The Cover Sheet

A Cover Sheet is a pretty bland way to make a first impression, but that's okay. When it comes to Cover Sheets, bland is the name of the game.

Some production companies will require Cover Sheets on any screenplay sent to them. Others will not want a Cover Sheet included. Most don't care one way or the other.

If you have an agent, he or she will tell you when to include a cover sheet. If you don't have an agent, you can always call the submissions department of the company to which you plan to send your screenplay and ask them their preference. Or, you can just make an executive decision. It's up to you.

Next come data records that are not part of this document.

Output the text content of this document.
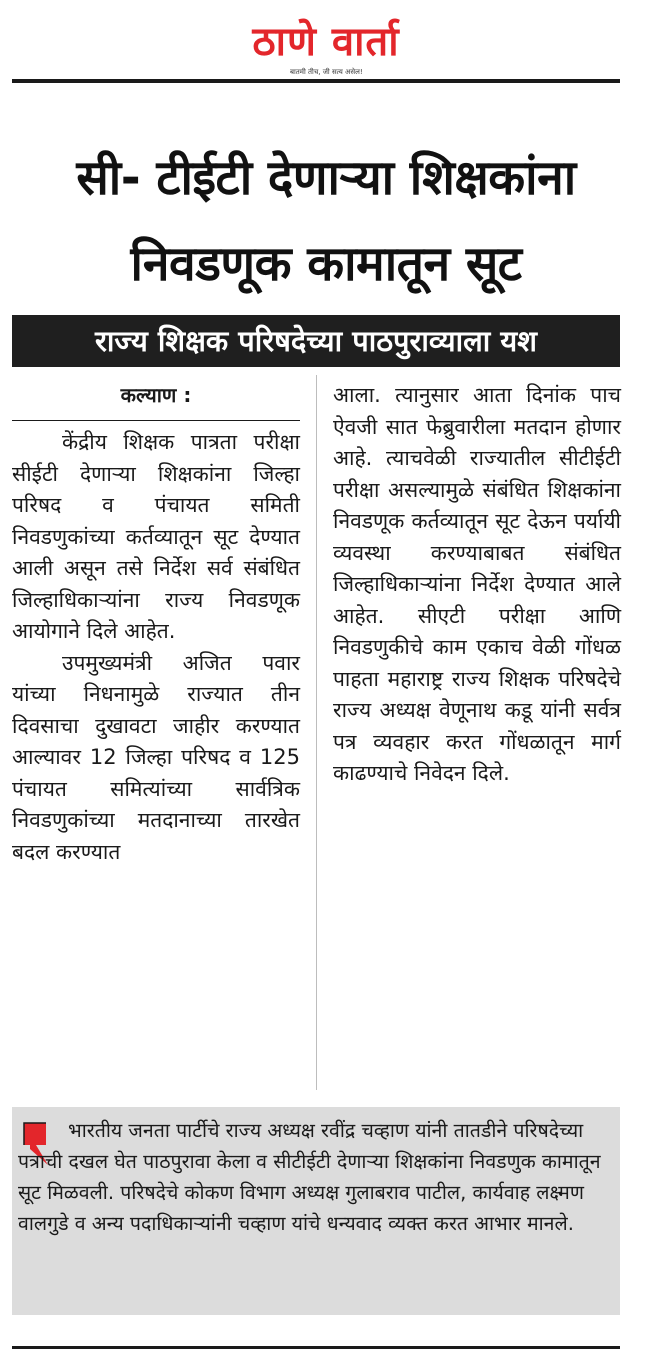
ठाणे वार्ता
बातमी तीच, जी सत्य असेल!
सी- टीईटी देणाऱ्या शिक्षकांना
निवडणूक कामातून सूट
राज्य शिक्षक परिषदेच्या पाठपुराव्याला यश
कल्याण :

केंद्रीय शिक्षक पात्रता परीक्षा सीईटी देणाऱ्या शिक्षकांना जिल्हा परिषद व पंचायत समिती निवडणुकांच्या कर्तव्यातून सूट देण्यात आली असून तसे निर्देश सर्व संबंधित जिल्हाधिकाऱ्यांना राज्य निवडणूक आयोगाने दिले आहेत.

उपमुख्यमंत्री अजित पवार यांच्या निधनामुळे राज्यात तीन दिवसाचा दुखावटा जाहीर करण्यात आल्यावर 12 जिल्हा परिषद व 125 पंचायत समित्यांच्या सार्वत्रिक निवडणुकांच्या मतदानाच्या तारखेत बदल करण्यात

आला. त्यानुसार आता दिनांक पाच ऐवजी सात फेब्रुवारीला मतदान होणार आहे. त्याचवेळी राज्यातील सीटीईटी परीक्षा असल्यामुळे संबंधित शिक्षकांना निवडणूक कर्तव्यातून सूट देऊन पर्यायी व्यवस्था करण्याबाबत संबंधित जिल्हाधिकाऱ्यांना निर्देश देण्यात आले आहेत. सीएटी परीक्षा आणि निवडणुकीचे काम एकाच वेळी गोंधळ पाहता महाराष्ट्र राज्य शिक्षक परिषदेचे राज्य अध्यक्ष वेणूनाथ कडू यांनी सर्वत्र पत्र व्यवहार करत गोंधळातून मार्ग काढण्याचे निवेदन दिले.

भारतीय जनता पार्टीचे राज्य अध्यक्ष रवींद्र चव्हाण यांनी तातडीने परिषदेच्या पत्राची दखल घेत पाठपुरावा केला व सीटीईटी देणाऱ्या शिक्षकांना निवडणुक कामातून सूट मिळवली. परिषदेचे कोकण विभाग अध्यक्ष गुलाबराव पाटील, कार्यवाह लक्ष्मण वालगुडे व अन्य पदाधिकाऱ्यांनी चव्हाण यांचे धन्यवाद व्यक्त करत आभार मानले.
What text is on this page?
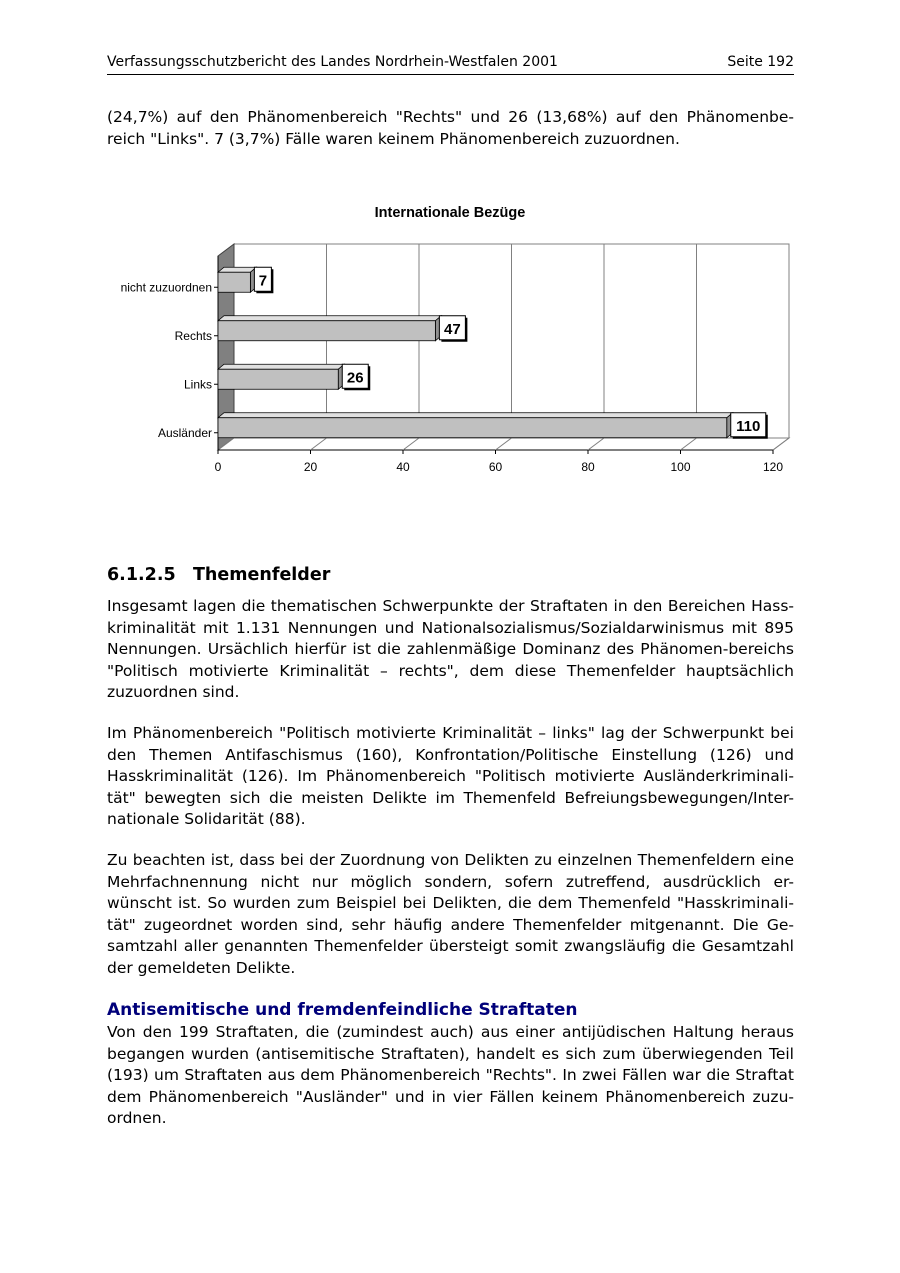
Verfassungsschutzbericht des Landes Nordrhein-Westfalen 2001	Seite 192

(24,7%) auf den Phänomenbereich "Rechts" und 26 (13,68%) auf den Phänomenbe-reich "Links". 7 (3,7%) Fälle waren keinem Phänomenbereich zuzuordnen.

Internationale Bezüge
7
47
26
110
nicht zuzuordnen
Rechts
Links
Ausländer
0	20	40	60	80	100	120
6.1.2.5 Themenfelder

Insgesamt lagen die thematischen Schwerpunkte der Straftaten in den Bereichen Hass-kriminalität mit 1.131 Nennungen und Nationalsozialismus/Sozialdarwinismus mit 895 Nennungen. Ursächlich hierfür ist die zahlenmäßige Dominanz des Phänomen-bereichs "Politisch motivierte Kriminalität – rechts", dem diese Themenfelder hauptsächlich zuzuordnen sind.

Im Phänomenbereich "Politisch motivierte Kriminalität – links" lag der Schwerpunkt bei den Themen Antifaschismus (160), Konfrontation/Politische Einstellung (126) und Hasskriminalität (126). Im Phänomenbereich "Politisch motivierte Ausländerkriminali-tät" bewegten sich die meisten Delikte im Themenfeld Befreiungsbewegungen/Inter-nationale Solidarität (88).

Zu beachten ist, dass bei der Zuordnung von Delikten zu einzelnen Themenfeldern eine Mehrfachnennung nicht nur möglich sondern, sofern zutreffend, ausdrücklich er-wünscht ist. So wurden zum Beispiel bei Delikten, die dem Themenfeld "Hasskriminali-tät" zugeordnet worden sind, sehr häufig andere Themenfelder mitgenannt. Die Ge-samtzahl aller genannten Themenfelder übersteigt somit zwangsläufig die Gesamtzahl der gemeldeten Delikte.

Antisemitische und fremdenfeindliche Straftaten

Von den 199 Straftaten, die (zumindest auch) aus einer antijüdischen Haltung heraus begangen wurden (antisemitische Straftaten), handelt es sich zum überwiegenden Teil (193) um Straftaten aus dem Phänomenbereich "Rechts". In zwei Fällen war die Straftat dem Phänomenbereich "Ausländer" und in vier Fällen keinem Phänomenbereich zuzu-ordnen.
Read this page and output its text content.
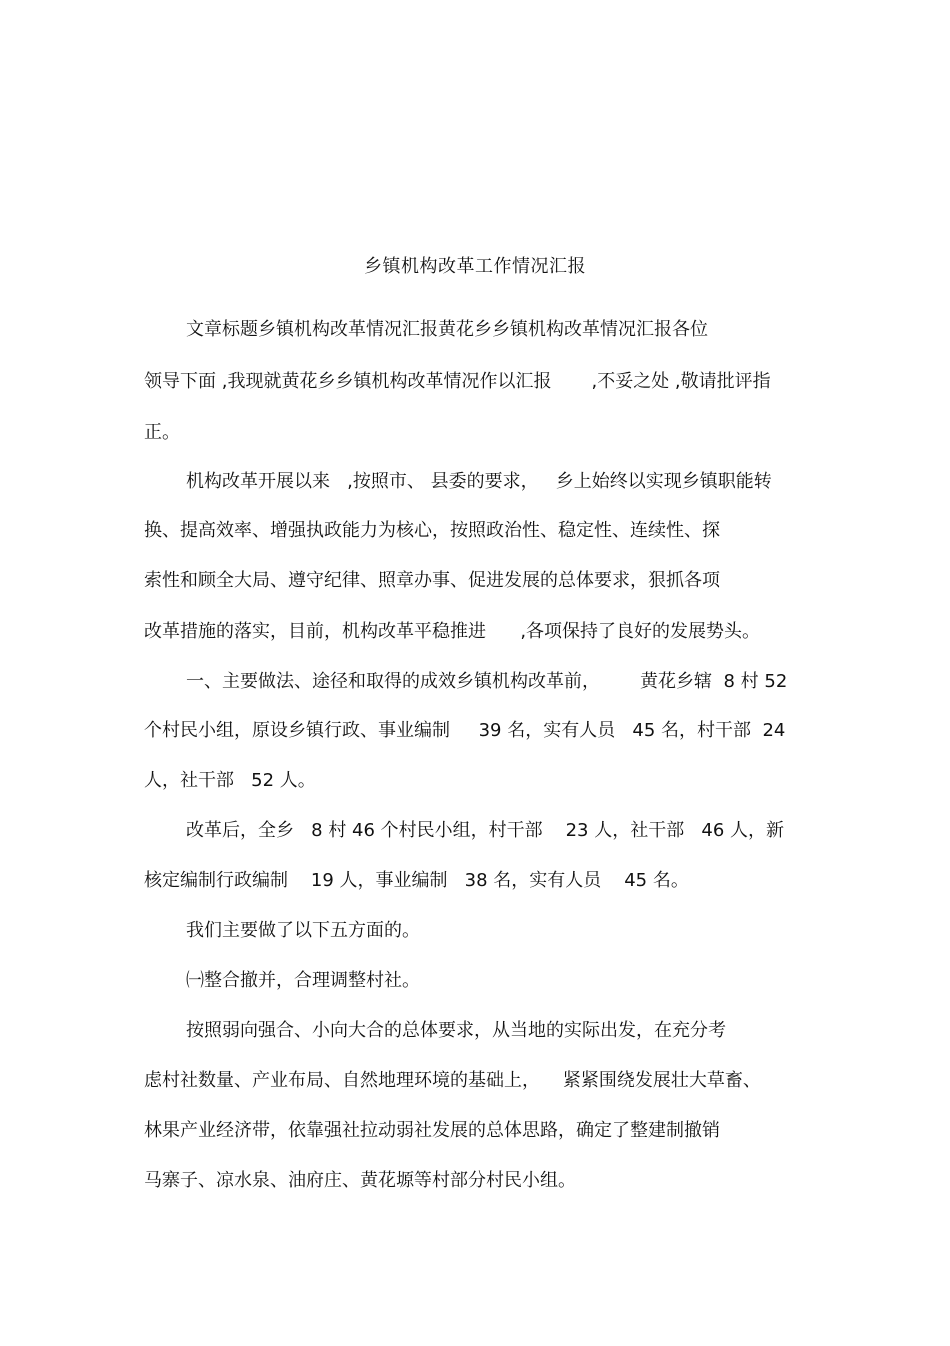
乡镇机构改革工作情况汇报
文章标题乡镇机构改革情况汇报黄花乡乡镇机构改革情况汇报各位
领导下面 ,我现就黄花乡乡镇机构改革情况作以汇报       ,不妥之处 ,敬请批评指
正。
机构改革开展以来   ,按照市、 县委的要求，   乡上始终以实现乡镇职能转
换、提高效率、增强执政能力为核心，按照政治性、稳定性、连续性、探
索性和顾全大局、遵守纪律、照章办事、促进发展的总体要求，狠抓各项
改革措施的落实，目前，机构改革平稳推进      ,各项保持了良好的发展势头。
一、主要做法、途径和取得的成效乡镇机构改革前，       黄花乡辖  8 村 52
个村民小组，原设乡镇行政、事业编制     39 名，实有人员   45 名，村干部  24
人，社干部   52 人。
改革后，全乡   8 村 46 个村民小组，村干部    23 人，社干部   46 人，新
核定编制行政编制    19 人，事业编制   38 名，实有人员    45 名。
我们主要做了以下五方面的。
㈠整合撤并，合理调整村社。
按照弱向强合、小向大合的总体要求，从当地的实际出发，在充分考
虑村社数量、产业布局、自然地理环境的基础上，    紧紧围绕发展壮大草畜、
林果产业经济带，依靠强社拉动弱社发展的总体思路，确定了整建制撤销
马寨子、凉水泉、油府庄、黄花塬等村部分村民小组。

If you DO include a Cover Sheet, here are the Basic Rules:

  • Punch ONLY the top and bottom holes of the Cover Sheet.

  • The paper MUST be a thin card-stock with a maximum weight of 110 lbs.

  • Although the paper color is primarily your choice, it MUST be a single, solid color. An off-white is the norm, and ivory is most commonly used and highly recommended.

  • The Cover Sheet MUST be completely blank and bare, free of any text, type, or graphics.

  • DO NOT draw or create a graphical design, logo, or script title on the Cover Sheet in an attempt to spice it up. Your screenplay will be spicing up a trash can without a single page being read.

  • If you are including a Cover Sheet, use a back cover as well using the same paper and rules.